Conveniently enough, her new husband Dan keeps a pet gorilla named Spanky in his basement, and on her very first night in the house, Spanky breaks out. He’s drawn to the couple’s bedroom — presumably by the scent of sterile, missionary sex — where he fondles Laura with glee, prompting Dan to shoot him dead. Laura defends the beast, calling him “beautiful” and claiming that he was just “trying to be tender.”
Strangely, she begins to have dreams of another life in which she was a gorilla that was killed by African tribesmen. So, where better to go to take her mind off of things than an African safari? Brilliant! See, Dan is a studly big game hunter who knows that in Africa, danger lurks around every corner: “A tarantula’s bite can be just as deadly as lion’s fang or an elephant’s foot.” Thank you, Marlon Perkins. The hunting scenes aren’t exactly PETA-approved or frankly very sporting, as the great white hunter basically runs down the animals in his truck, ties a rope around their necks, and lets the Africans have their way with them.
The Bride and the Beast seems to forget about the whole gorilla plot for the entire middle portion of the movie in favor of showing Dan track two man-eating tigers. Watch as he wrestles with tigers and gorillas and panthers, oh my!
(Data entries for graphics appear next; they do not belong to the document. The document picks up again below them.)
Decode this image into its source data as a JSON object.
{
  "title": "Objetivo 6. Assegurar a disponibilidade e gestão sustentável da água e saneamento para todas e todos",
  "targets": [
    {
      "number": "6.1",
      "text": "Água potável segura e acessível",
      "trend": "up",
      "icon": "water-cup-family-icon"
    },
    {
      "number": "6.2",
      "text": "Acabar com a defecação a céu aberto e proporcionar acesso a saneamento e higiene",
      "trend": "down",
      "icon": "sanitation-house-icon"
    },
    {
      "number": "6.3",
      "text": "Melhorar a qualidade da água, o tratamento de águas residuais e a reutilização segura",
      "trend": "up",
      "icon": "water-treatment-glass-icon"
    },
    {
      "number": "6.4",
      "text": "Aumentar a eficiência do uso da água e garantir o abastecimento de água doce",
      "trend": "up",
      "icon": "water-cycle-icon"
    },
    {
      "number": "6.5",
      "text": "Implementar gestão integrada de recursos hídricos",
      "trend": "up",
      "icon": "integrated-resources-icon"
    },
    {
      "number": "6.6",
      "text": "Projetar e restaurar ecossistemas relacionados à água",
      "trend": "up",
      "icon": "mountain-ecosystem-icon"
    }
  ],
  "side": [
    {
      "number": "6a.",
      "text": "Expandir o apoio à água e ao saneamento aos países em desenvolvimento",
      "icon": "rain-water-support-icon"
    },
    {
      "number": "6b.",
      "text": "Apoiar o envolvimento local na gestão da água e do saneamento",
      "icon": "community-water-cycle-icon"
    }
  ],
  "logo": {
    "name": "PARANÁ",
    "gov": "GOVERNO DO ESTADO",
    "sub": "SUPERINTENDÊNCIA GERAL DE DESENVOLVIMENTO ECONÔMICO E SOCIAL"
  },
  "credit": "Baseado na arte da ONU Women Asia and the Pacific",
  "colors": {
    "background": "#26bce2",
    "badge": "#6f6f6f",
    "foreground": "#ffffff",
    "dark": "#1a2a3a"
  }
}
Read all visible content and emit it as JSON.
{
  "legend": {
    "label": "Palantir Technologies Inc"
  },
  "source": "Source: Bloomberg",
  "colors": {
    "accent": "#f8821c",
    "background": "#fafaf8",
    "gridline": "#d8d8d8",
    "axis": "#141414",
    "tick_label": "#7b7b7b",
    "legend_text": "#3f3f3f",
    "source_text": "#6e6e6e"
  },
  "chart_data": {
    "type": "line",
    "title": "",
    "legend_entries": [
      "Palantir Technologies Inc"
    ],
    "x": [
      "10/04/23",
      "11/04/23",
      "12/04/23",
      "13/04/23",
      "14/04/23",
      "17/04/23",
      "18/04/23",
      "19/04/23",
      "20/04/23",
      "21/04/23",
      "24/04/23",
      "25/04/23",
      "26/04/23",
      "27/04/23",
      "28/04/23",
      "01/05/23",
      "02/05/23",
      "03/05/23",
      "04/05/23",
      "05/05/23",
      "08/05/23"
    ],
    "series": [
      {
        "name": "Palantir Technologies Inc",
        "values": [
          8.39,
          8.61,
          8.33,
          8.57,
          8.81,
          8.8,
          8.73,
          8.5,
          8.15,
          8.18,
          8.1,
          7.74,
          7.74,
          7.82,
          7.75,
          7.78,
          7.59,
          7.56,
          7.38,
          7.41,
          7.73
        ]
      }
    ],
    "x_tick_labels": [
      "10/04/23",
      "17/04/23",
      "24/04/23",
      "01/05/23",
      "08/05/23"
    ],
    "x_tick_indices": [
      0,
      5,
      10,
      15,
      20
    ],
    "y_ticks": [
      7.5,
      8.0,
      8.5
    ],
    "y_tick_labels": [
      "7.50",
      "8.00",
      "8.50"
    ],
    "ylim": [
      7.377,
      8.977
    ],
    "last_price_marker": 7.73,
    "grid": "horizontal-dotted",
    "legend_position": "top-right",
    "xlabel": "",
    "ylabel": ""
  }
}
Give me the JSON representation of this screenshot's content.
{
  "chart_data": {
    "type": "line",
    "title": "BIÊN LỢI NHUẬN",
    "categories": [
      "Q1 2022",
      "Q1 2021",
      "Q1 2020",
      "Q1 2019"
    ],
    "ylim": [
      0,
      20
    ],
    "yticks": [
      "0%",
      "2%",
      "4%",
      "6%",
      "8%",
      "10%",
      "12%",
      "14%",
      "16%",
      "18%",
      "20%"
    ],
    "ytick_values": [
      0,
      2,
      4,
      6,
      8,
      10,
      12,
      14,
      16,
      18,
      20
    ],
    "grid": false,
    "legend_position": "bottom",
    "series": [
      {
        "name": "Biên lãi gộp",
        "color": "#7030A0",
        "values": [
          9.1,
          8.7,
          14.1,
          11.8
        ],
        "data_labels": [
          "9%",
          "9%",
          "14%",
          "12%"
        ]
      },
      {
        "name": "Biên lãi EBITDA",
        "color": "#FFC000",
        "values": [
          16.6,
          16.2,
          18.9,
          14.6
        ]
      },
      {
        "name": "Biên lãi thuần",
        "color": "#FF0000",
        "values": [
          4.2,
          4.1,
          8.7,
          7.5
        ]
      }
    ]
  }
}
The only thing he doesn’t wrestle with is his wife, seeing as how they sleep in separate beds. As is typical with ’50s films, the black characters are scenery at best, if they’re even included at all. All of the nameless grunts on the safari are black (as are the “savages” who killed Laura in her previous life), while the main servants — houseboy Taro (whom American Johnny Roth portrays with a darkened face and pitiful attempts to speak broken English: “I go get luggage ready.”) and old cook Marka — are Indian, North African, Middle Eastern or some other lighter skinned race.
The old-fashioned values that The Bride and the Beast reinforces are unintentionally hilarious in today’s world: husbands and wives sleep in separate beds, big game hunting is somehow heroic, coffee and cigarettes for everyone, black people shouldn’t be seen or heard, white women are the end-all be-all treasure sought by man and beast, and men in gorilla suits are scary. In the end, though, the film bucks the traditional route in favor of a dark and kinky resolution, as Laura gives in to her animal instincts and is carried off into the jungle by a pack of gorillas. We aren’t privy to what goes on next, but suffice it to say, if the jungle’s a-rockin’, don’t come a-knockin’.